If you’re developing games in any space or developing anything in the mobile space you’re going to have to be concerned about memory management. A lot. It doesn’t matter if you’re doing it manually, reference counting, using ARC or garbage collection. If you’re pushing the envelope in any way the details of how memory is managed matter greatly. In Unity 3D the C# garbage collection is one of those details, and there’s very few articles which deal with it specifically. Wendelin Reich just changed that:

I learned the hard way that in game development, you cannot rely on automatic memory management.
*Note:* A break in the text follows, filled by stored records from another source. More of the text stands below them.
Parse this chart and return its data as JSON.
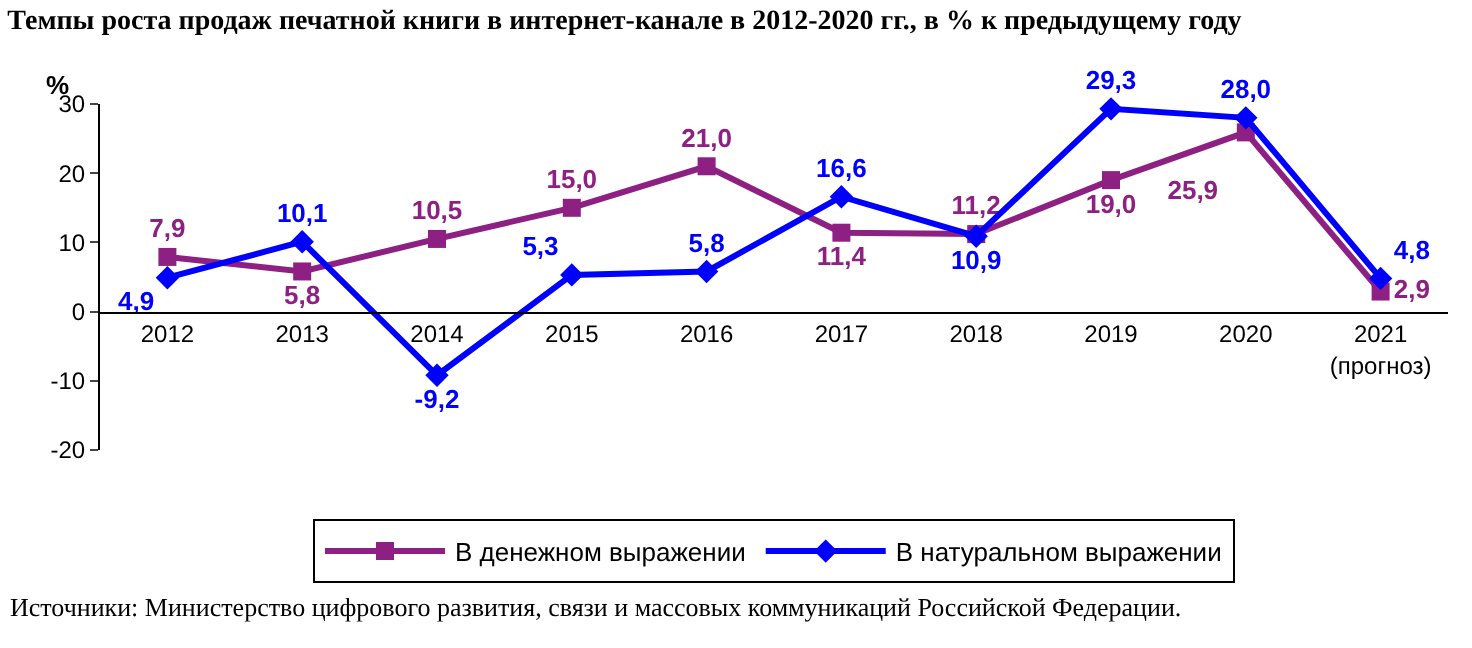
{
  "chart_data": {
    "type": "line",
    "title": "Темпы роста продаж печатной книги в интернет-канале в 2012-2020 гг., в % к предыдущему году",
    "ylabel": "%",
    "categories": [
      "2012",
      "2013",
      "2014",
      "2015",
      "2016",
      "2017",
      "2018",
      "2019",
      "2020",
      "2021\n(прогноз)"
    ],
    "series": [
      {
        "name": "В денежном выражении",
        "color": "#8e1f83",
        "marker": "square",
        "values": [
          7.9,
          5.8,
          10.5,
          15.0,
          21.0,
          11.4,
          11.2,
          19.0,
          25.9,
          2.9
        ],
        "value_labels": [
          "7,9",
          "5,8",
          "10,5",
          "15,0",
          "21,0",
          "11,4",
          "11,2",
          "19,0",
          "25,9",
          "2,9"
        ]
      },
      {
        "name": "В натуральном выражении",
        "color": "#0000ff",
        "marker": "diamond",
        "values": [
          4.9,
          10.1,
          -9.2,
          5.3,
          5.8,
          16.6,
          10.9,
          29.3,
          28.0,
          4.8
        ],
        "value_labels": [
          "4,9",
          "10,1",
          "-9,2",
          "5,3",
          "5,8",
          "16,6",
          "10,9",
          "29,3",
          "28,0",
          "4,8"
        ]
      }
    ],
    "ylim": [
      -20,
      30
    ],
    "yticks": [
      -20,
      -10,
      0,
      10,
      20,
      30
    ],
    "grid": false,
    "legend": "bottom",
    "line_style": "solid",
    "annotations": [
      "Источники: Министерство цифрового развития, связи и массовых коммуникаций Российской Федерации."
    ]
  }
}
Wendelin Reich’s C# Memory Management for Unity Developers

Developing an art style for The Witness

Part of what 3D artists do in games is to create a world which looks great within the engine and the chosen style. Sometimes, often, the style is realism. The Witness is aiming for a different look:

So we began an exploration of different techniques we could use to achieve a sort of stylized realism. We needed to be able to capture the essence of our reference imagery while not being quite so literal. It also had to be free of gratuitous visual noise, plus appealing to look at and explore.

I guess great artists do this consciously or unconsciously. It’s interesting to see it written about. I can’t wait to see the final game.

Eric Anderson’s On the Rocks

Visual Studio 2012 Supports Debugging Optimized Code

Bruce Dawson reveals this great feature. A year ago this would have been incredibly exciting to me. Even now it’s great news for native developers using Visual Studio:

It turns out that Microsoft shipped this feature in Visual Studio 2012, but forgot to tell anyone. This could be the most important improvement to Visual Studio in years but it s been almost top-secret.

Microsoft really should be shouting about this. Debugging Optimized Code – New in Visual Studio 2012.

What’s really amazing is that this isn’t considered a make-or-break product feature. IIRC Watcom C++ did this around 1996. Visual Studio survived. Watcom didn’t.

How Do Good Ideas Spread?

We yearn for frictionless, technological solutions. But people talking to people is still the way that norms and standards change.

What makes a successful company? People and culture must be at or near the top of the list. Sometimes company cultures need fixing. If you’ve ever been involved in an effort to change culture you’ll know that it’s hard. Really hard. Atul Gawande has a great article on changing social norms in the world at large in the context of medicine. Culture is a social problem. Forming it and changing it is as low tech as you can get.

… people follow the lead of other people they know and trust when they decide whether to take it up. Every change requires effort, and the decision to make that effort is a social process.

Atul Gawande’s Slow Ideas

Playscript: Actionscript For .NET

Miguel de Icaza:

PlayScript is a superset of ActionScript and it was based on Mono’s C# 5.0 compiler. PlayScript is ActionScript augmented with C# 5.0 features.

Zynga’s PlayScript allows developers that have some ActionScript/Flash code to bring their code to any platform that supports the ECMA Intermediate Language (Microsoft .NET and Mono) and blend it with other .NET languages.

But the PlayScript has a fabulous feature, it allows mixing code in both C# and PlayScript in the same compilation unit.


There have been a bunch of interesting new languages on the .NET platform which haven’t reached critical mass. Are there enough ActionScript developers and code out there to make PlayScript viable?